All the stories are differently painful in the commonality of lack of closure. Either the characters do not have a closure or the readers do not find a causality that could explain why things are the way they turn out to be. The arc of the stories is the different moments of unbearableness that you find the Kashmiris to be in. The book is at its most unbearable in the story Psychosis. The different stories pursue this injustice and grief in several dimensions, but I was grateful that Psychosis is not the last story in the book. It is also a part of the stories that follow the same family.

A few stories have one more thing in common — the idea of things. So the transistor or the gravestone or the house in the stories that bear these words/things as titles as well, show a unique way of dwelling. The other side to this dwelling is the shape of the mind that has to bear the consequences of everything. Psychosis , The Silent Bullet, The Woman Who Became Her Own Husband are narrations of the brutality and scars that begin to show on one’s consciousness for not being able to come to terms with the fact of survival.

The Silent Bullet is a very special story. It plays out the philosophical and intellectual drama behind the world, and the baggage of meaning that it drags with itself. And Country-Capital, possibly at the other extreme, plays out the ridiculousness of the meaning of boundaries in the world. In this messed-up world, India is the capital of Pakistan! While one is about knowledge in its purity, the other is about teaching gone haywire.

Among the silences in the stories, two stand out. While there is a perspective coming from the ‘militants’ or ‘ex-militants’, with a glimpse into their lives, there is almost nothing about the personal, emotional or intellectual conflicts of the army. This absence is very telling on the possibility of the very existence of the army’s ‘side’ to the haunting narrative of Kashmir. One more such absence is that of the problematisation of the words we use carelessly — like ‘militant’ or ‘insurgency’. Do the people called ‘militants’ see themselves as such? Shahnaz Bashir does not engage further with the politics of naming. Or, is it too late in the history and politics of Kashmir to work towards the nuances of the meaning of such names?
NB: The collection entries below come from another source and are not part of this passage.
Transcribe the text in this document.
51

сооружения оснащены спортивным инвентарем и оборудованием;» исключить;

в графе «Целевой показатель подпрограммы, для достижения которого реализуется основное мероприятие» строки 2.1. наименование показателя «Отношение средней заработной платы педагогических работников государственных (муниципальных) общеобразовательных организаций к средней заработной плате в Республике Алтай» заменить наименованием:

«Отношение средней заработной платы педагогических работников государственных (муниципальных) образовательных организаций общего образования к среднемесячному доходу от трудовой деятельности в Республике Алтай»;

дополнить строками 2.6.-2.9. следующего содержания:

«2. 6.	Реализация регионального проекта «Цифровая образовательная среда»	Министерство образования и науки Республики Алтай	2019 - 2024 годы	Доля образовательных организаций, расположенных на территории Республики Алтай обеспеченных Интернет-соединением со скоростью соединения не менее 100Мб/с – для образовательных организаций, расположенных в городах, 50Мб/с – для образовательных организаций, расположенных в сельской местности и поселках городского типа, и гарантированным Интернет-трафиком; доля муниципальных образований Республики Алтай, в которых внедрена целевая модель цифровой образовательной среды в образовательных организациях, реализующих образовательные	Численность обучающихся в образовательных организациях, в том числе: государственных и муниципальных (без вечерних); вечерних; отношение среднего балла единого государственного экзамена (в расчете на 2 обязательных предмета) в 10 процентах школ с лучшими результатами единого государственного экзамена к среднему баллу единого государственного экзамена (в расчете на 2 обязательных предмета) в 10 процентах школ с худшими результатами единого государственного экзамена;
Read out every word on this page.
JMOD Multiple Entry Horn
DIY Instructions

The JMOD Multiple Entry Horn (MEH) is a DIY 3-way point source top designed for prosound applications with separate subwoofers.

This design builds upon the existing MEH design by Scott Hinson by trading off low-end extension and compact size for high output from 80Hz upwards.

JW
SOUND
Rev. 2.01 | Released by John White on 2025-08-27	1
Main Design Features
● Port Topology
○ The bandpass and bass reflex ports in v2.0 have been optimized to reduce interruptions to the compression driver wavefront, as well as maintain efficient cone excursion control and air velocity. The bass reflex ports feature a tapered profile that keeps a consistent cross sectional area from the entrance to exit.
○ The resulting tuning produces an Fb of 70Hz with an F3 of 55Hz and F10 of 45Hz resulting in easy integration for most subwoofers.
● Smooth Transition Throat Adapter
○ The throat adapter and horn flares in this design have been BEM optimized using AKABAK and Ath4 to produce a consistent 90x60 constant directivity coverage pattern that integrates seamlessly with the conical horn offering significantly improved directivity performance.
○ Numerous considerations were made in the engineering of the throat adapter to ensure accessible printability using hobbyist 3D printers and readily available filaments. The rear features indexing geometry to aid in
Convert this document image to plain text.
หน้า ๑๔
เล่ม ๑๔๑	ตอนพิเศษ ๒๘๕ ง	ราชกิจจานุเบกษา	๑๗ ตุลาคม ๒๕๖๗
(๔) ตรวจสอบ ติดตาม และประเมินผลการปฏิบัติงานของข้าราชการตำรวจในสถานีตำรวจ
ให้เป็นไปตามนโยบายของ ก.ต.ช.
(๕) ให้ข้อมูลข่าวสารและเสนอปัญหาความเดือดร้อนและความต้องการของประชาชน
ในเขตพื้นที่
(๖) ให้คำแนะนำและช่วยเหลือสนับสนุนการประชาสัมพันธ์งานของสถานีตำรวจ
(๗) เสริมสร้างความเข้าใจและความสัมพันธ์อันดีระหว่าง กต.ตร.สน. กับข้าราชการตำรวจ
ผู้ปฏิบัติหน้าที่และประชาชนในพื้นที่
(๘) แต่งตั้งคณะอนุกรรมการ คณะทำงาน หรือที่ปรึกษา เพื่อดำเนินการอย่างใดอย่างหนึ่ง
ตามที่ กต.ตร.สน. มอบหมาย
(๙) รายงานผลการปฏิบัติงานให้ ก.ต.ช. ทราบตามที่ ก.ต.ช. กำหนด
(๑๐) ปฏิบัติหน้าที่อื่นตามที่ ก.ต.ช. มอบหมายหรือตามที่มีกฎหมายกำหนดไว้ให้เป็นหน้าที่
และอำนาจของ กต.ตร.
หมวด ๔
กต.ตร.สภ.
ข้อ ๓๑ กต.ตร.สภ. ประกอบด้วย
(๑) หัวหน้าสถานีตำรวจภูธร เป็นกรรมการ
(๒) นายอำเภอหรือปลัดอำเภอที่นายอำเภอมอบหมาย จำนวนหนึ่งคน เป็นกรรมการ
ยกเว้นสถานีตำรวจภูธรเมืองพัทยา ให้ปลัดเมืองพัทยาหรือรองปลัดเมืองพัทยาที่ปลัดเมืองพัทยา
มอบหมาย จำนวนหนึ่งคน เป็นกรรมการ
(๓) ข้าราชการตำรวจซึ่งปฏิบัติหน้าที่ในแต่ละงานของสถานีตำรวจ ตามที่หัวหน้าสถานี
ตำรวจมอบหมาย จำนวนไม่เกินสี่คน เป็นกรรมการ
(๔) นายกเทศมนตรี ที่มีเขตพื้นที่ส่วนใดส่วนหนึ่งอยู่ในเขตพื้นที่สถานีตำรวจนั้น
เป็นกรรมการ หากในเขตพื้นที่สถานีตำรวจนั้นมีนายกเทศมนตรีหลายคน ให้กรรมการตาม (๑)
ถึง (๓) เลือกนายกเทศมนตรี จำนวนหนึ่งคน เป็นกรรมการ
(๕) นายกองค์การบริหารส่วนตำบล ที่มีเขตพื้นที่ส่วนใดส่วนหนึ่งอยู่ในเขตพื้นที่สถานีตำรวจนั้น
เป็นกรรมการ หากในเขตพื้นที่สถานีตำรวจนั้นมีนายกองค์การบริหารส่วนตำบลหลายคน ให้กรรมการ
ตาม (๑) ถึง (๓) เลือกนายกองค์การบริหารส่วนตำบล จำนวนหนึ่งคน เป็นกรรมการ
The specificity of the short story as a genre, among other things, lies in the moments it captures in the ‘scatteredness’ of its canvas. Bashir’s collection achieves that, and the possibility that the struggles of these characters are reflective of conflicts elsewhere too. The ordinariness of days, the suddenness of a bullet, or the randomness of impact are the universalities of pain here. Though Kashmir is the crucial thing that binds all the characters as the setting and as the co-character, the stories could be true of any other site imploding in its guns and stones.

Evidence, common sense, experience, intuition — everything tells us that reading makes us better people, giving us access to emotions, feelings and other states of mind that enhance our coefficients of empathy. That helps us understand, and more importantly, accept the fact that the world and the people around us are stranger than we think. Scattered Souls is a place to start if we wish to step out of our ignorance of how people in many parts of the world are forced to live in a constant churning of lies, fear, violence, human will to power, and human failure to rise above it.